Note that using filter instead is probably not going to gain much (if anything) because despite the filter loop being in C, for each element it will have to get back to the interpreter to call the filtering function.
Note that if you care about speed then probably Python is not a good choice... for example may be PyPy would be better here and in this case just writing an optimal algorithm explicitly should be ok (avoiding re-searching a for duplicates when they are consecutive in b like happens in your example)
good = set(a)
res = []
i = 0
while i < len(b):
x = b[i]
if x in good:
while i < len(b) and b[i] == x: # is?
res.append(x)
i += 1
else:
i += 1
Of course in performance optimization the only real way is try and measure with real data on the real system... guessing works less and less as technology advances and becomes more complicated.
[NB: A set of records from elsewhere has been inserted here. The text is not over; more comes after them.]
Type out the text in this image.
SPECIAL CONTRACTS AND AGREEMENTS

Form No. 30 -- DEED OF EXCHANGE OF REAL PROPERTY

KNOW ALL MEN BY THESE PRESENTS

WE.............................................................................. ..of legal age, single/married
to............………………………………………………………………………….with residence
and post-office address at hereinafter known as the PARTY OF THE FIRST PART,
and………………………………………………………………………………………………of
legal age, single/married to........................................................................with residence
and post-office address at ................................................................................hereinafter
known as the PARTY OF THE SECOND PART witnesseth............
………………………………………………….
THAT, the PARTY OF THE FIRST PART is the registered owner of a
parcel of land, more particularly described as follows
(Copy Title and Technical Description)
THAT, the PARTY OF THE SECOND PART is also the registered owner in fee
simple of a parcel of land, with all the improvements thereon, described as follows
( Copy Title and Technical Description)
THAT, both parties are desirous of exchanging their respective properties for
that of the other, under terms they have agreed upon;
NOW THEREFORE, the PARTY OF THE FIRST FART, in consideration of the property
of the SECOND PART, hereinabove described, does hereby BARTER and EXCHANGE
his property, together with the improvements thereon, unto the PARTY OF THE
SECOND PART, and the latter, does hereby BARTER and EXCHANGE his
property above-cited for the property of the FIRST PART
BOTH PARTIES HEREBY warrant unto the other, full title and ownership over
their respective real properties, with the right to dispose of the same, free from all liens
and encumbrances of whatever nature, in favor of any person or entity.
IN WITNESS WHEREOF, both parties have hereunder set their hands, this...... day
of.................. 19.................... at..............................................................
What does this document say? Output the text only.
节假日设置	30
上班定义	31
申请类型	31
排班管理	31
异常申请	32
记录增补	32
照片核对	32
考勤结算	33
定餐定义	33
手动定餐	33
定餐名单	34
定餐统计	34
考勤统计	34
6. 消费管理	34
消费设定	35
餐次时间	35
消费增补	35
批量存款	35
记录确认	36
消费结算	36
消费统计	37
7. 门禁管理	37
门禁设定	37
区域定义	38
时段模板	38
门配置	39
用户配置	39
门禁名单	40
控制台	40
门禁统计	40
If you insist on not using for explicitly then this will work:
>>> list(filter(a.__contains__, b))
['a', 'b', 'b']
But directly calling magic methods like __contains__ is not a recommended practice to the best of my knowledge, so consider this instead:
>>> list(filter(lambda x: x in a, b))
['a', 'b', 'b']
And if you want to improve the lookup in a from O(n) to O(1) then create a set of it first:
>>> a_set = set(a)
>>> list(filter(lambda x: x in a_set, b))
['a', 'b', 'b']
>>a = ['a','b','c','f']
>>b = ['a','b','b','o','k']
>>items = set(a)
>>found = [i for i in b if i in items]
>>items
{'f', 'a', 'c', 'b'}
>>found
['a', 'b', 'b']
This should do your work.
I guess it's not faster than a loop and finally you probably still need a loop to extract the result. Anyway...
from collections import Counter
a = ['a','a','b','c','f']
b = ['a','b','b','o','k']
count_b = Counter(b)
count_ab = Counter(set(b)-set(a))
count_b - count_ab
#=> Counter({'a': 1, 'b': 2})
I mean, if res holds the result, you need to:
[ val for sublist in [ [s] * n for s, n in res.items() ] for val in sublist ]
#=> ['a', 'b', 'b']
It isn't clear how duplicates are handled when performing an intersection of lists which contain duplicate elements, as you have given only one test case and its expected result, and you did not explain duplicate handling.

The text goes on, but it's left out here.